In terms of the application of feminine enjoyment to the economic, a group centred around the Rethinking Marxism journal has developed an approach very similar to Stavrakakis. As such this shall be included within the chapter. This group seek to suggest that whilst the class relationship is an impossible one – in the same manner as the sexual relationship – they do occur. Moreover, these class relationships can be broken down into the manner in which they respond to the problem of surplus labour. This group, in particular Yahya Madra and Ceren Oszelcuk argue that what is required is a class relationship that operates without exception (that of the hungry), a class relationship that would be deemed feminine. Thus, central to this chapter is a critique of the notion of a feminine/non-all class relationship will be developed, centring on both the impossibility of naming the elements of the class relationship and the impossibility of the feminine position. This critique naturally leads into Zizek’s politics, which is the subject of the sixth chapter.

Zizek’s politics is well treaded territory, but before mapping out the debates around his positions, I will develop a reading of his key concepts, most notably the Lacanian ‘traversal of the fantasy/end of analysis’, universality and class struggle. I will then suggest that although Zizek’s political approach has changed emphasis (and signifier’s) over the course of his work, his political stances are all iterations in response to the same impossibilities of both political action and turning Lacanian theory into a political vision. This corresponds to Zizek’s analytic method, which focuses on the absent cause of ideological positions, rather than the ideological positions themselves. Vital to my reading of Zizek’s work is his construction of the hungry as the place of concrete universality within capitalism, the part with no official part which determines the functioning of the hegemonic horizon.

My reading, taken through a debate with various theorists, including Laclau and Stavrakakis, is that in a certain sense Zizek’s work is politically impotent. However, this is not due to Zizek’s reading of the political, more the status of capitalism in our time (critiques of Zizek’s politics tend to focus on the end political position, rather than the preceding Lacanian theory), which lays bare the foundations of capitalism.

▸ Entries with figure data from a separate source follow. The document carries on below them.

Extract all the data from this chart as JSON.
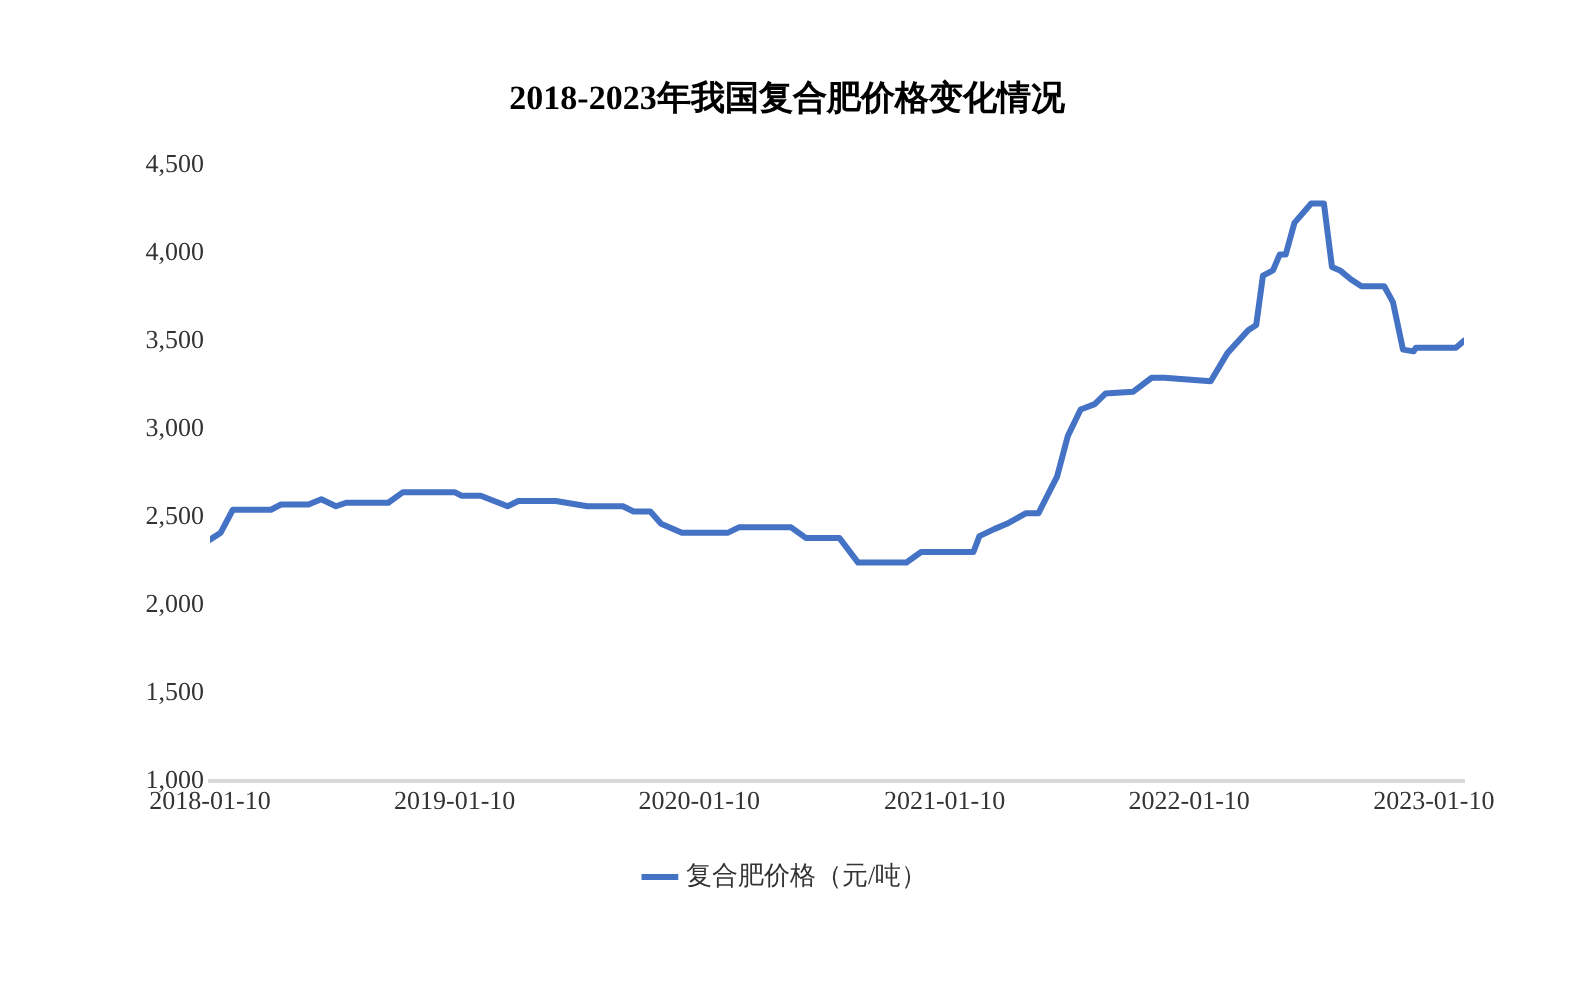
{
  "chart_data": {
    "type": "line",
    "title": "2018-2023年我国复合肥价格变化情况",
    "x": [
      "2018-01-10",
      "2018-01-26",
      "2018-02-13",
      "2018-04-11",
      "2018-04-26",
      "2018-06-06",
      "2018-06-25",
      "2018-07-17",
      "2018-08-01",
      "2018-10-03",
      "2018-10-25",
      "2019-01-10",
      "2019-01-20",
      "2019-02-18",
      "2019-03-30",
      "2019-04-15",
      "2019-06-10",
      "2019-07-27",
      "2019-09-18",
      "2019-10-04",
      "2019-10-29",
      "2019-11-14",
      "2019-12-15",
      "2020-02-22",
      "2020-03-09",
      "2020-05-26",
      "2020-06-17",
      "2020-08-06",
      "2020-09-03",
      "2020-11-14",
      "2020-12-06",
      "2021-02-22",
      "2021-03-03",
      "2021-03-25",
      "2021-04-13",
      "2021-05-11",
      "2021-05-30",
      "2021-06-27",
      "2021-07-13",
      "2021-08-01",
      "2021-08-22",
      "2021-09-07",
      "2021-10-18",
      "2021-11-15",
      "2021-12-04",
      "2022-02-11",
      "2022-03-08",
      "2022-04-08",
      "2022-04-20",
      "2022-04-30",
      "2022-05-15",
      "2022-05-25",
      "2022-06-03",
      "2022-06-16",
      "2022-07-11",
      "2022-07-30",
      "2022-08-11",
      "2022-08-23",
      "2022-09-08",
      "2022-09-24",
      "2022-10-28",
      "2022-11-10",
      "2022-11-25",
      "2022-12-11",
      "2022-12-14",
      "2023-02-12",
      "2023-02-24"
    ],
    "series": [
      {
        "name": "复合肥价格（元/吨）",
        "color": "#4472c4",
        "values": [
          2370,
          2410,
          2540,
          2540,
          2570,
          2570,
          2600,
          2560,
          2580,
          2580,
          2640,
          2640,
          2620,
          2620,
          2560,
          2590,
          2590,
          2560,
          2560,
          2530,
          2530,
          2460,
          2410,
          2410,
          2440,
          2440,
          2380,
          2380,
          2240,
          2240,
          2300,
          2300,
          2390,
          2430,
          2460,
          2520,
          2520,
          2730,
          2960,
          3110,
          3140,
          3200,
          3210,
          3290,
          3290,
          3270,
          3430,
          3560,
          3590,
          3870,
          3900,
          3990,
          3990,
          4170,
          4280,
          4280,
          3920,
          3900,
          3850,
          3810,
          3810,
          3720,
          3450,
          3440,
          3460,
          3460,
          3500
        ]
      }
    ],
    "xlim": [
      "2018-01-10",
      "2023-02-24"
    ],
    "xticks": [
      "2018-01-10",
      "2019-01-10",
      "2020-01-10",
      "2021-01-10",
      "2022-01-10",
      "2023-01-10"
    ],
    "ylim": [
      1000,
      4500
    ],
    "yticks": [
      {
        "value": 1000,
        "label": "1,000"
      },
      {
        "value": 1500,
        "label": "1,500"
      },
      {
        "value": 2000,
        "label": "2,000"
      },
      {
        "value": 2500,
        "label": "2,500"
      },
      {
        "value": 3000,
        "label": "3,000"
      },
      {
        "value": 3500,
        "label": "3,500"
      },
      {
        "value": 4000,
        "label": "4,000"
      },
      {
        "value": 4500,
        "label": "4,500"
      }
    ],
    "grid": false,
    "legend": "bottom",
    "marker": "none",
    "line_style": "solid"
  }
}
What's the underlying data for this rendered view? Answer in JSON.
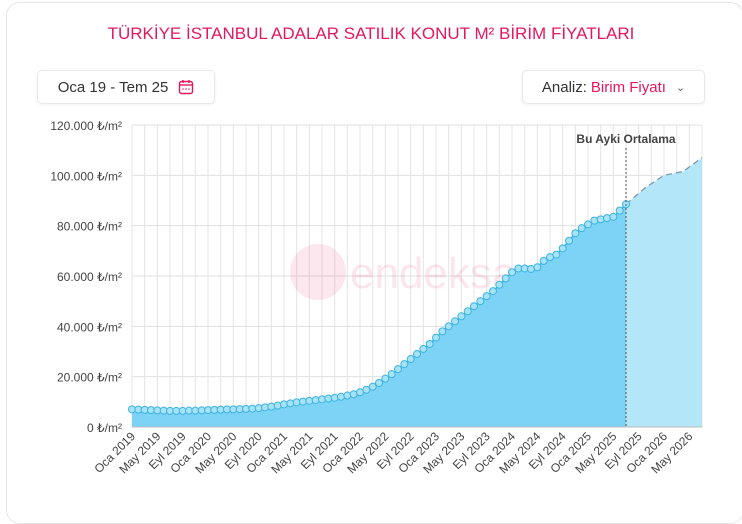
{
  "title": "TÜRKİYE İSTANBUL ADALAR SATILIK KONUT M² BİRİM FİYATLARI",
  "date_range": {
    "label": "Oca 19 - Tem 25",
    "icon": "calendar-icon"
  },
  "analysis": {
    "prefix": "Analiz:",
    "value": "Birim Fiyatı",
    "icon": "chevron-down-icon"
  },
  "colors": {
    "accent": "#e5175f",
    "area": "#7dd3f5",
    "forecast_area": "#b3e6f8",
    "line": "#3bb4e0"
  },
  "chart_data": {
    "type": "area",
    "ylim": [
      0,
      120000
    ],
    "y_ticks": [
      "0 ₺/m²",
      "20.000 ₺/m²",
      "40.000 ₺/m²",
      "60.000 ₺/m²",
      "80.000 ₺/m²",
      "100.000 ₺/m²",
      "120.000 ₺/m²"
    ],
    "x_ticks": [
      "Oca 2019",
      "May 2019",
      "Eyl 2019",
      "Oca 2020",
      "May 2020",
      "Eyl 2020",
      "Oca 2021",
      "May 2021",
      "Eyl 2021",
      "Oca 2022",
      "May 2022",
      "Eyl 2022",
      "Oca 2023",
      "May 2023",
      "Eyl 2023",
      "Oca 2024",
      "May 2024",
      "Eyl 2024",
      "Oca 2025",
      "May 2025",
      "Eyl 2025",
      "Oca 2026",
      "May 2026"
    ],
    "grid": true,
    "annotation": "Bu Ayki Ortalama",
    "series": [
      {
        "start": "2019-01",
        "values": [
          7000,
          6900,
          6800,
          6700,
          6600,
          6500,
          6400,
          6400,
          6400,
          6500,
          6500,
          6600,
          6700,
          6800,
          6900,
          7000,
          7000,
          7100,
          7200,
          7300,
          7500,
          7800,
          8100,
          8500,
          9000,
          9400,
          9800,
          10100,
          10400,
          10700,
          11000,
          11300,
          11600,
          12000,
          12500,
          13000,
          13800,
          14800,
          16000,
          17500,
          19200,
          21000,
          23000,
          25000,
          27000,
          29000,
          31000,
          33000,
          35500,
          38000,
          40000,
          42000,
          44000,
          46000,
          48000,
          50000,
          52000,
          54000,
          56500,
          59000,
          61500,
          63000,
          63000,
          62800,
          63500,
          66000,
          67500,
          68500,
          71000,
          74000,
          77000,
          79000,
          80500,
          82000,
          82500,
          83000,
          83500,
          86000,
          88500
        ]
      }
    ],
    "forecast": [
      {
        "month": "2025-07",
        "value": 88500
      },
      {
        "month": "2025-10",
        "value": 95000
      },
      {
        "month": "2026-01",
        "value": 100000
      },
      {
        "month": "2026-04",
        "value": 101500
      },
      {
        "month": "2026-07",
        "value": 107000
      }
    ],
    "watermark": "endeksa"
  }
}
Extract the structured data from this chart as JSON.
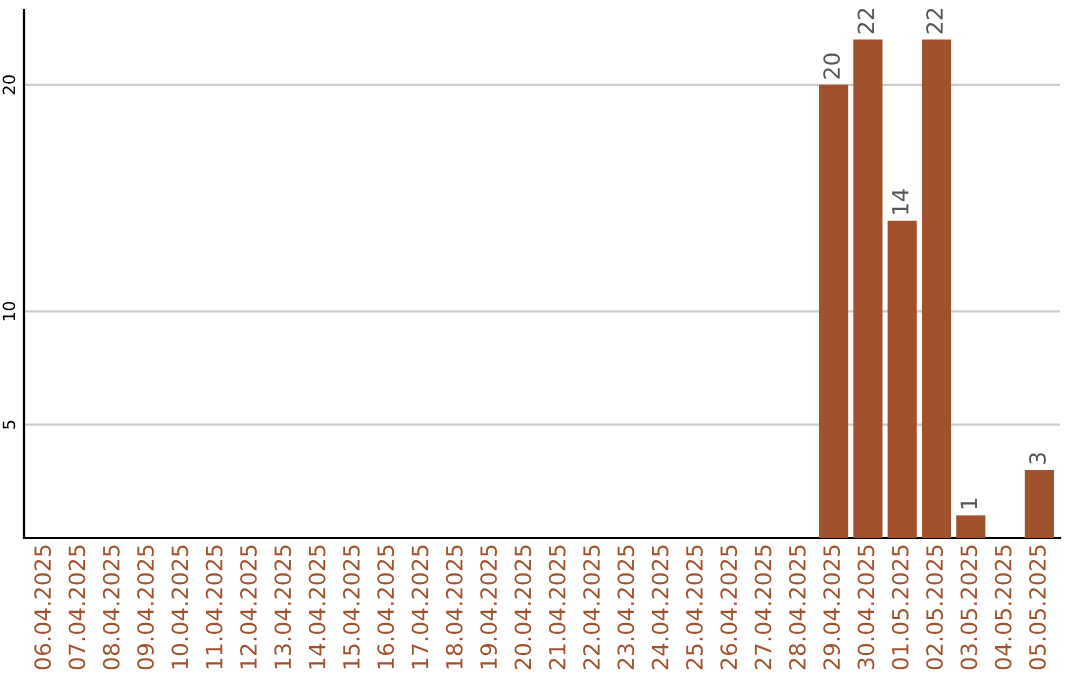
{
  "chart_data": {
    "type": "bar",
    "categories": [
      "06.04.2025",
      "07.04.2025",
      "08.04.2025",
      "09.04.2025",
      "10.04.2025",
      "11.04.2025",
      "12.04.2025",
      "13.04.2025",
      "14.04.2025",
      "15.04.2025",
      "16.04.2025",
      "17.04.2025",
      "18.04.2025",
      "19.04.2025",
      "20.04.2025",
      "21.04.2025",
      "22.04.2025",
      "23.04.2025",
      "24.04.2025",
      "25.04.2025",
      "26.04.2025",
      "27.04.2025",
      "28.04.2025",
      "29.04.2025",
      "30.04.2025",
      "01.05.2025",
      "02.05.2025",
      "03.05.2025",
      "04.05.2025",
      "05.05.2025"
    ],
    "values": [
      0,
      0,
      0,
      0,
      0,
      0,
      0,
      0,
      0,
      0,
      0,
      0,
      0,
      0,
      0,
      0,
      0,
      0,
      0,
      0,
      0,
      0,
      0,
      20,
      22,
      14,
      22,
      1,
      0,
      3
    ],
    "value_labels": [
      null,
      null,
      null,
      null,
      null,
      null,
      null,
      null,
      null,
      null,
      null,
      null,
      null,
      null,
      null,
      null,
      null,
      null,
      null,
      null,
      null,
      null,
      null,
      "20",
      "22",
      "14",
      "22",
      "1",
      null,
      "3"
    ],
    "color": "#a0522d",
    "ylim": [
      0,
      23.3
    ],
    "yticks": [
      5,
      10,
      20
    ],
    "grid": "y"
  }
}
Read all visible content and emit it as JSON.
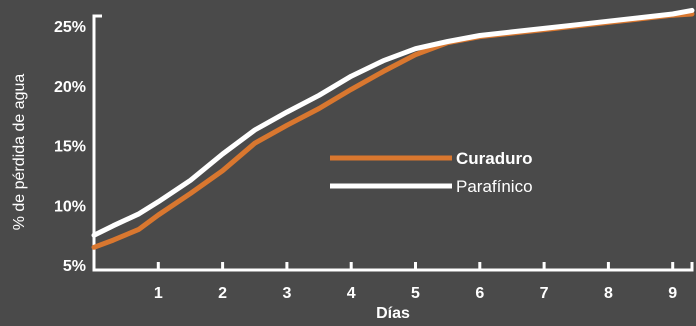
{
  "colors": {
    "background": "#4a4a4a",
    "axis": "#ffffff",
    "series_curaduro": "#d9772f",
    "series_parafinico": "#ffffff"
  },
  "chart_data": {
    "type": "line",
    "title": "",
    "xlabel": "Días",
    "ylabel": "% de pérdida de agua",
    "xlim": [
      0,
      9.3
    ],
    "ylim": [
      4.6,
      26
    ],
    "x_ticks": [
      1,
      2,
      3,
      4,
      5,
      6,
      7,
      8,
      9
    ],
    "y_ticks": [
      5,
      10,
      15,
      20,
      25
    ],
    "y_tick_labels": [
      "5%",
      "10%",
      "15%",
      "20%",
      "25%"
    ],
    "legend": "center-right",
    "grid": false,
    "series": [
      {
        "name": "Curaduro",
        "color": "#d9772f",
        "x": [
          0,
          0.3,
          0.7,
          1.0,
          1.5,
          2.0,
          2.5,
          3.0,
          3.5,
          4.0,
          4.5,
          5.0,
          5.5,
          6.0,
          6.5,
          7.0,
          7.5,
          8.0,
          8.5,
          9.0,
          9.3
        ],
        "y": [
          6.5,
          7.1,
          8.0,
          9.2,
          11.0,
          12.9,
          15.2,
          16.7,
          18.1,
          19.7,
          21.2,
          22.6,
          23.6,
          24.1,
          24.4,
          24.7,
          25.0,
          25.3,
          25.6,
          25.9,
          26.0
        ]
      },
      {
        "name": "Parafínico",
        "color": "#ffffff",
        "x": [
          0,
          0.3,
          0.7,
          1.0,
          1.5,
          2.0,
          2.5,
          3.0,
          3.5,
          4.0,
          4.5,
          5.0,
          5.5,
          6.0,
          6.5,
          7.0,
          7.5,
          8.0,
          8.5,
          9.0,
          9.3
        ],
        "y": [
          7.5,
          8.3,
          9.3,
          10.3,
          12.1,
          14.3,
          16.3,
          17.8,
          19.2,
          20.8,
          22.1,
          23.1,
          23.7,
          24.2,
          24.5,
          24.8,
          25.1,
          25.4,
          25.7,
          26.0,
          26.3
        ]
      }
    ]
  }
}
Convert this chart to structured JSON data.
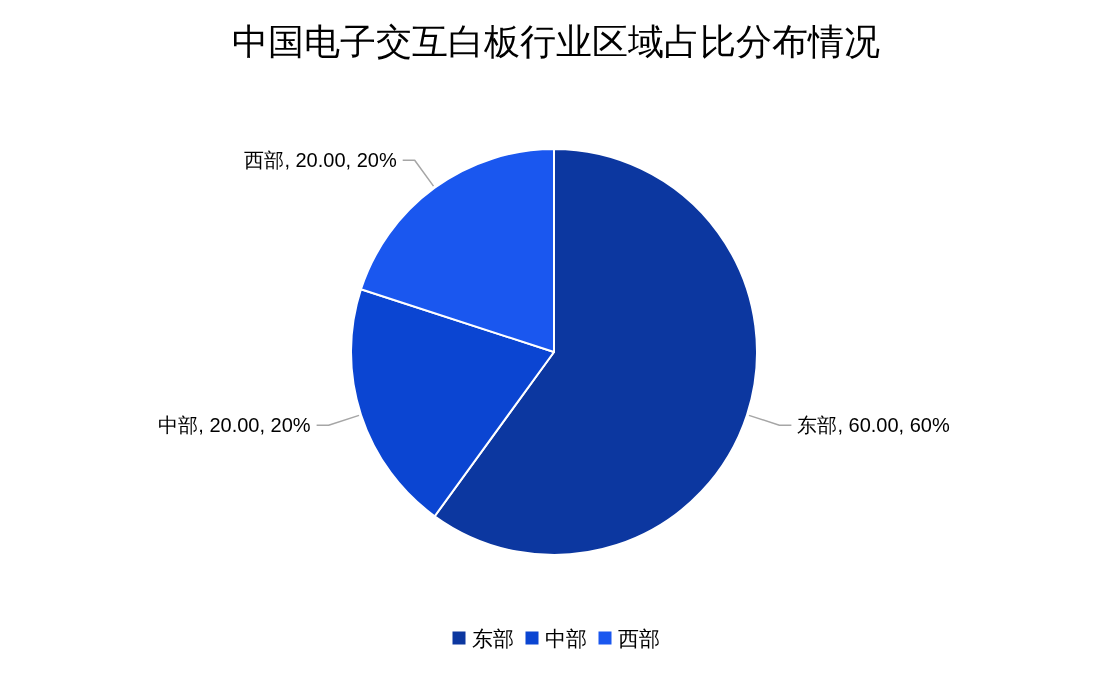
{
  "chart_data": {
    "type": "pie",
    "title": "中国电子交互白板行业区域占比分布情况",
    "categories": [
      "东部",
      "中部",
      "西部"
    ],
    "values": [
      60,
      20,
      20
    ],
    "colors": [
      "#0c37a0",
      "#0b45d2",
      "#1a57ef"
    ],
    "value_labels": [
      "东部, 60.00, 60%",
      "中部, 20.00, 20%",
      "西部, 20.00, 20%"
    ],
    "legend": "bottom"
  }
}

It is here that my seventh and final chapter, the impossibility of utopia , is developed. At first glance Utopia is a counter-intitutive position for any form of Lacanian- inspired psychoanalysis. No position appears more opposed to the Lacanian project than the development of a Utopian discourse, read in the conventional sense of an ‘ideal’ or imaginary place. Conversely , Zizek in silent conjunction with Fredric Jameson, suggests a separate modality of utopia, a utopia of the impossible, rather than the ideal. It is this position – utopia as the very suggestion that another mode of being is possible, without the imaginary coherence of the development of that mode – that makes Zizek’s politics radical, rather than the conservative, right-wing position, that many of his critics have suggested

1 comment:

Yahya M. Madra said...

Dear Chris,

In our reading of Lacan's discourse on sexual difference, the masculine exception is not the excluded (i.e., the hungry) but rather the figure of primordial father (occupied in the particular case of capitalist discourse) by the board of directors. The use of exception as a designator for the excluded, the marginal, the hungry, the favelas, etc. comes from post-Marxist discourses of Badiou, Ranciere, etc. I think you might find Zupancic's essay "Perforated Sheet" from the Sexuation edition of SIC series rather helpful. Cheers.